I'm with Admiral, no one could get anywhere near on my Focus!

I came into this topic in the Off topic section, and walked out into Insurance :lol:


----------



## tom-coupe (Jan 17, 2009)

tried direct line always found them very cheap for me


----------



## Igloo (Oct 18, 2009)

Ollie, I'm 21 with no claims / SP30 and i couldn't get insurance on a focus ST


----------



## david-z (Apr 29, 2010)

Thanks for the info guys, im currently with aviva paying £1500 on a 57 plate saab 93.

but i fancy a change.


----------



## skyinsurance (Jun 9, 2010)

Igloo said:


> Ollie, I'm 21 with no claims / SP30 and i couldn't get insurance on a focus ST


21 with no no claims looking in insure a 200+BHP Focus? Without being rude, I am not surprised you couldn't get insured.


----------



## Igloo (Oct 18, 2009)

I have 4 year's no claims.

I also drive a company car with personal use looking at 2-3k/year use on the vehicle.


----------



## skyinsurance (Jun 9, 2010)

Igloo said:


> I have 4 year's no claims.
> 
> I also drive a company car with personal use looking at 2-3k/year use on the vehicle.

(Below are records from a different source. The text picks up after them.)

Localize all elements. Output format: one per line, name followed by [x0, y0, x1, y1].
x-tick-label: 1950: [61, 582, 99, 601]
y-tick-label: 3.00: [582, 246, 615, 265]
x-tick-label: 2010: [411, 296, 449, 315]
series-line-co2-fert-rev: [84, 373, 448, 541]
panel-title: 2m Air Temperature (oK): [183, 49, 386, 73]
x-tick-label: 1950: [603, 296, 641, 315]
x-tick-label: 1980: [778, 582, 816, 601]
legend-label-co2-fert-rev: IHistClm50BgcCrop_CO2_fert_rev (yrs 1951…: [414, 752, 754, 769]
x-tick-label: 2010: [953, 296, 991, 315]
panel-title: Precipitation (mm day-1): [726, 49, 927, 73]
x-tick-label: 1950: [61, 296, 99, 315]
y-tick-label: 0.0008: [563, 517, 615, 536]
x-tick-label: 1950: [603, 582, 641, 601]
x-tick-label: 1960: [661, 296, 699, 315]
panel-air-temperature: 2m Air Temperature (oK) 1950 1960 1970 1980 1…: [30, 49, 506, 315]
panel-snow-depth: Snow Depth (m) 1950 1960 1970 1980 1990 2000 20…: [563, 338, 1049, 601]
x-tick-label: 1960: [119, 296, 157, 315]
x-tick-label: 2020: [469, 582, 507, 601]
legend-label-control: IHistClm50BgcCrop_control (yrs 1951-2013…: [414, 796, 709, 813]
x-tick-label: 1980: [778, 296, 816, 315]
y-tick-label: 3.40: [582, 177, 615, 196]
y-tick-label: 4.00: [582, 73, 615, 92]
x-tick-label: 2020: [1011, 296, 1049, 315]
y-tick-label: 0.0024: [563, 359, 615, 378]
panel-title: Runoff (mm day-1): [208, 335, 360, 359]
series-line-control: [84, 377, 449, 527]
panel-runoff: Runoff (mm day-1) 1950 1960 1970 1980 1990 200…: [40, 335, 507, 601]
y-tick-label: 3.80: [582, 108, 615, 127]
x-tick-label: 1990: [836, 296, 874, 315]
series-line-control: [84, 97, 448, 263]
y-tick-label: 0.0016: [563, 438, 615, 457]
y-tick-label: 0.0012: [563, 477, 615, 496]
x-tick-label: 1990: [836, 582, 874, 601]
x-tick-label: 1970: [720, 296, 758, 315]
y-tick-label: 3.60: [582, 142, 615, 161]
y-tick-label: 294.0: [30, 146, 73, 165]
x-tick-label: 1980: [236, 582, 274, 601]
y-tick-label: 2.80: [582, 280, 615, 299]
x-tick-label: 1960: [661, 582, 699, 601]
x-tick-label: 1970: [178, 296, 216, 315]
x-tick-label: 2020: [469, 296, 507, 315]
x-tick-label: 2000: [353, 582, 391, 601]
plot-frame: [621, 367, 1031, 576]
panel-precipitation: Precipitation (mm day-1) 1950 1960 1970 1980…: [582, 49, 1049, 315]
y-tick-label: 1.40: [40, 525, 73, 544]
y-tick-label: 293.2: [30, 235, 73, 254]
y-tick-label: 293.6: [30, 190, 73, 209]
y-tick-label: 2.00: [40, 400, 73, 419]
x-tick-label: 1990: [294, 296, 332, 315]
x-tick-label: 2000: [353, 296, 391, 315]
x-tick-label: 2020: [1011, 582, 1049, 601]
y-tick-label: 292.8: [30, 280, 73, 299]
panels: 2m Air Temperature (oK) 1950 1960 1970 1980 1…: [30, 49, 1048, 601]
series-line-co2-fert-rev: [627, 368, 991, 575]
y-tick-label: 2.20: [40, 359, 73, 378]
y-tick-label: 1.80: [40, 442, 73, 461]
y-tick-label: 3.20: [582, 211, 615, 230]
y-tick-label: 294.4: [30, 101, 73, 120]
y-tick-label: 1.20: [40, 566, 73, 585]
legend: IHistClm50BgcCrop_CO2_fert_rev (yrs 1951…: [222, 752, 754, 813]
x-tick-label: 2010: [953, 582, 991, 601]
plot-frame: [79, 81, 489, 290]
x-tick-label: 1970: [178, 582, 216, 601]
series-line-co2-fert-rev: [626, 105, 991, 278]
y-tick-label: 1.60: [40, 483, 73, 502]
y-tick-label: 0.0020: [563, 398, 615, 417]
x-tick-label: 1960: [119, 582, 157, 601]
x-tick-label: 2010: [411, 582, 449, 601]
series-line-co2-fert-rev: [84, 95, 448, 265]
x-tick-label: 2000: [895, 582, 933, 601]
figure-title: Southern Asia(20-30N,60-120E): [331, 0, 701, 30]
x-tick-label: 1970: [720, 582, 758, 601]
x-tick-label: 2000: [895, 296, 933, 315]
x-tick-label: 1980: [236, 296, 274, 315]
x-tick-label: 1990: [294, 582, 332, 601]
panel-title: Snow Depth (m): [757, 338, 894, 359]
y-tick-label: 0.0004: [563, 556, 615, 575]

Ok, we can usually take claim free named/company car into account but it could have been your age that the issue. If you are still looking, you are welcome to PM me your surname, postcode and phone number and I'll see if there is anything we can do.

Thanks


----------



## Igloo (Oct 18, 2009)

It was more for "what if's" than anything.

Just kind of annoying that i do 40-50k a year in the company car, and i want to do a max of 3k a year in a car i'll love and adore (Something a bit spesh!) However i don't want to pay £2k insurance on what is at the end of the day an £8k car...


----------